Assume $j$ is fixed, prove the following: $$\sum_{i}\binom{n}{i, j, n-i-j} = 2^{n-j}\binom{n}{j}$$ So the left hand side reminds me the multinomial theorem and we can think of a long sequence word that made with $3$ types of letter. The number of first type is $i$, second is $j$ and third is $n - i - j.$ But I'm not sure how the summation and $j$ is fixed matters here and to made the LHS equal to RHS by some tricks.
Any help would be really appreciate.
On
For an algebriac proof: \begin{eqnarray*} \binom{n}{i,j,n-i-j} = \binom{n}{j} \binom{n-j}{i} \end{eqnarray*} and use the binomial theorem.
For a combinatorial proof: The RHS counts words of length $n$ on the alphabet $\{0,1,2 \}$ with exactly $j$ $0$'s.
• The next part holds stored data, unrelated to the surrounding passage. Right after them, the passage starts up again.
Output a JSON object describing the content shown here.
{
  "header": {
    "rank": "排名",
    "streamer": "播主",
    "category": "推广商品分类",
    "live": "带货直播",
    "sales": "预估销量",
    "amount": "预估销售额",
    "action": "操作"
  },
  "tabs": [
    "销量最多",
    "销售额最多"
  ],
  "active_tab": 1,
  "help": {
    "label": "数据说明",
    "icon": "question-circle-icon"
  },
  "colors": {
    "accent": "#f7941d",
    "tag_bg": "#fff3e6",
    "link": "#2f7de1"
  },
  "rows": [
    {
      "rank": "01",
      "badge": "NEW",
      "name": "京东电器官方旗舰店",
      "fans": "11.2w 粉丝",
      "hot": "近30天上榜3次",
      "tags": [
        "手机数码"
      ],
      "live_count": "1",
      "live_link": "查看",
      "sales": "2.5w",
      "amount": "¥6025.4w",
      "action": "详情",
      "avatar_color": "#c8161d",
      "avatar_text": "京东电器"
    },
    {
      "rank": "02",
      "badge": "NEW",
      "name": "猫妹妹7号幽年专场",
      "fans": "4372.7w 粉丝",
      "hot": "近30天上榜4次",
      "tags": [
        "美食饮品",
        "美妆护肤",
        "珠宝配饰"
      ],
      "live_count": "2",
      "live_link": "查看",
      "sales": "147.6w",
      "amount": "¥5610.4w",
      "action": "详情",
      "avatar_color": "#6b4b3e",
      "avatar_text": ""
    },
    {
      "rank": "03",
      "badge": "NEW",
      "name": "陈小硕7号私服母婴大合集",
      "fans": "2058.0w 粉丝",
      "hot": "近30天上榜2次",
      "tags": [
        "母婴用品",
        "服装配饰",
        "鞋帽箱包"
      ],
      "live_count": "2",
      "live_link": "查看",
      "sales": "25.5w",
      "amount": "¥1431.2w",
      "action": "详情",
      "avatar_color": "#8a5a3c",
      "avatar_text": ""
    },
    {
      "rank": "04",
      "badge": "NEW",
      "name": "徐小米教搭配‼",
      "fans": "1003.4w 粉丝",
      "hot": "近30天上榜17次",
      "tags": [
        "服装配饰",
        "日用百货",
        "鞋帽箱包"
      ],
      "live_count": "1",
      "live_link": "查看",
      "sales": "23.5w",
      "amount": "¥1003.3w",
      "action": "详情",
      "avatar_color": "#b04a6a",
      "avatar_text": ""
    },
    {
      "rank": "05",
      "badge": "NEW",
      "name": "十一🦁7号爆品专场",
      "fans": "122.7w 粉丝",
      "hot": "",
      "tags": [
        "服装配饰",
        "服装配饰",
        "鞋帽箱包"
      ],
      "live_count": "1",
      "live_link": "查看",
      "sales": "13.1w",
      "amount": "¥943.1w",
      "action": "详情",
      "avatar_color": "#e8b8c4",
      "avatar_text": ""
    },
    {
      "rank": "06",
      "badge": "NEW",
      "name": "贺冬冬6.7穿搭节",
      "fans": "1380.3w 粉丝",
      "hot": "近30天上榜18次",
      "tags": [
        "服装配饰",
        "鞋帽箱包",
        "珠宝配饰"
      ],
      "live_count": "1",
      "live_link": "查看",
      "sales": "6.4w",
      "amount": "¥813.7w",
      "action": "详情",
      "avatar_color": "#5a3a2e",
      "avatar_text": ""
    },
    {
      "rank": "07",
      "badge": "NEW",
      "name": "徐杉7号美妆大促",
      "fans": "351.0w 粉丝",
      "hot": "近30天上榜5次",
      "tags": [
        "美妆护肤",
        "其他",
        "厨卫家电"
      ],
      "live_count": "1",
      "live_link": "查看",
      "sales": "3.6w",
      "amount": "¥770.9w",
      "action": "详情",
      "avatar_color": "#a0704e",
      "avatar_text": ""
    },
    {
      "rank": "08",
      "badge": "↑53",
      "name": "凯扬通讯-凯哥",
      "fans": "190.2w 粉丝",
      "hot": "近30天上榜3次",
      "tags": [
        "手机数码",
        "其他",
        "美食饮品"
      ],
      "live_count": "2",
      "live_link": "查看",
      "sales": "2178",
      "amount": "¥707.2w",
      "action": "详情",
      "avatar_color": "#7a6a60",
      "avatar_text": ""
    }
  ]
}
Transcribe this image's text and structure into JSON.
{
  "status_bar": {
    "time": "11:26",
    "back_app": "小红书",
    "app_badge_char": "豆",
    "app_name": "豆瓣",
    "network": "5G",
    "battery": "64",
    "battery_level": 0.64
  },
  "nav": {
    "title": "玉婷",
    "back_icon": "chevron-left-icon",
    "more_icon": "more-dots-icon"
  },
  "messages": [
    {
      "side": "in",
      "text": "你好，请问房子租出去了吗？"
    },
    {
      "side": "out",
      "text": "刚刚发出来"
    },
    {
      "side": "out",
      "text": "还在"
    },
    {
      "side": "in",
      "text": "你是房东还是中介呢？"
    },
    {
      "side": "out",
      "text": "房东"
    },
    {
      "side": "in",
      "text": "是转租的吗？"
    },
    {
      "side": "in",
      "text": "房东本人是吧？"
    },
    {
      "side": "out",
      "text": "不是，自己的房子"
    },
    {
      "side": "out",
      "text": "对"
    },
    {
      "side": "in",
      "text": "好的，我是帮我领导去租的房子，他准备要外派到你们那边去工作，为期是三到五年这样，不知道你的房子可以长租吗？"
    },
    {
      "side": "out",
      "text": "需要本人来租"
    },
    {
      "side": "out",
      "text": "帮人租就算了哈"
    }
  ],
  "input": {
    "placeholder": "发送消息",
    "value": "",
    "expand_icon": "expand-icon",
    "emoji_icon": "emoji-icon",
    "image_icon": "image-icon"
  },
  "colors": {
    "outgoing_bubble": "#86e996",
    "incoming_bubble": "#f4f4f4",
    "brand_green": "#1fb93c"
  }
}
The LHS counts words with $j$ $0$'s and $i$ $1$'s ... and $i$ varies from $0$ to $n-j$.
I think you're most of the way there. Let's count the number of words of length $n$ in the alphabet $\{a,b,c\}$, with $a$ occurring $j$ times. One way to do this is to first fix the $a$'s, which contributes a factor of $\binom{n}{j}$, and all remaining characters can be either $b$ or $c$, contributing a factor of $2^{n-j}$, giving us the right hand side.
Another way to count this is to sum over all possible number of $b$'s that occur. If $b$ occurs $i$ times, there are $\binom{n}{i,j,n-i-j}$ such strings, and summing over all $i$, we have the left hand side.